You need to be sure to sign up for a date when all group members will be present in class. No matter what date you have signed up for, your visual aids are due to me by the same deadline as a report, to ensure that you've got everything prepared before Thanksgiving.

Upon being asked how long it took to prepare a speech: "It depends. If I am to speak ten minutes, I need a week for preparation; if fifteen minutes, three days; if an hour, I am ready now." – Woodrow Wilson (likely apocryphal, but the sentiment is true)

The Implementation

3-person groups are required to submit a Java implementation using your data structure. 2-person groups may choose to do this as well, which will mean the written report counts for a smaller portion of your grade (although the expectations will be the same).

There is a great deal of flexibility on how your implementation can work. What I really need is some kind of demonstration that I can run, that compiles in Java with no special requirements. You need to include a README file that explains which file contains your main method that I'm going to run, as well as any other info I need to know about what your demonstration is doing and any resources you used to work on it.

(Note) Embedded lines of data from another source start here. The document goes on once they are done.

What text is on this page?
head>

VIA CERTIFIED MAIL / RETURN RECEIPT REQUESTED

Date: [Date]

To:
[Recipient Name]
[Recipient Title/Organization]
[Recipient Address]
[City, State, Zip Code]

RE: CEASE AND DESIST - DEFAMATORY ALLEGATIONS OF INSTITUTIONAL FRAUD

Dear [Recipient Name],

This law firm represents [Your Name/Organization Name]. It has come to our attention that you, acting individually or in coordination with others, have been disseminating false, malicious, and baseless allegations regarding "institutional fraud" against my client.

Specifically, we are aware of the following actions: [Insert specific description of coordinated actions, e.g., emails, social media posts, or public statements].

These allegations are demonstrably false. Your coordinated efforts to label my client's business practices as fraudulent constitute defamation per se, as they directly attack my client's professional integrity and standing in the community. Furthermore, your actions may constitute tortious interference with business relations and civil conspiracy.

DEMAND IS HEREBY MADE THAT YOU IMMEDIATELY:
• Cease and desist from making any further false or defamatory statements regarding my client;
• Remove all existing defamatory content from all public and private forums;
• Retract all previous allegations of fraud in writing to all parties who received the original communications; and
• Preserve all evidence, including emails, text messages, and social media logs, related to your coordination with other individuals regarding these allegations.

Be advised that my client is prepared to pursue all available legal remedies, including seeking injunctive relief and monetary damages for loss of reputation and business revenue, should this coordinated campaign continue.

Some data structures are harder to implement than others, so there is flexibility in how good your implementation needs to be. In some extreme cases, it might be okay to find an open-source implementation online and just make a demonstration program that uses that. It would be a good idea to email your instructor and clear the idea of what you're going to do to make sure it's sufficient.

If your demonstration program does not work, you should not expect to earn a good grade for this part.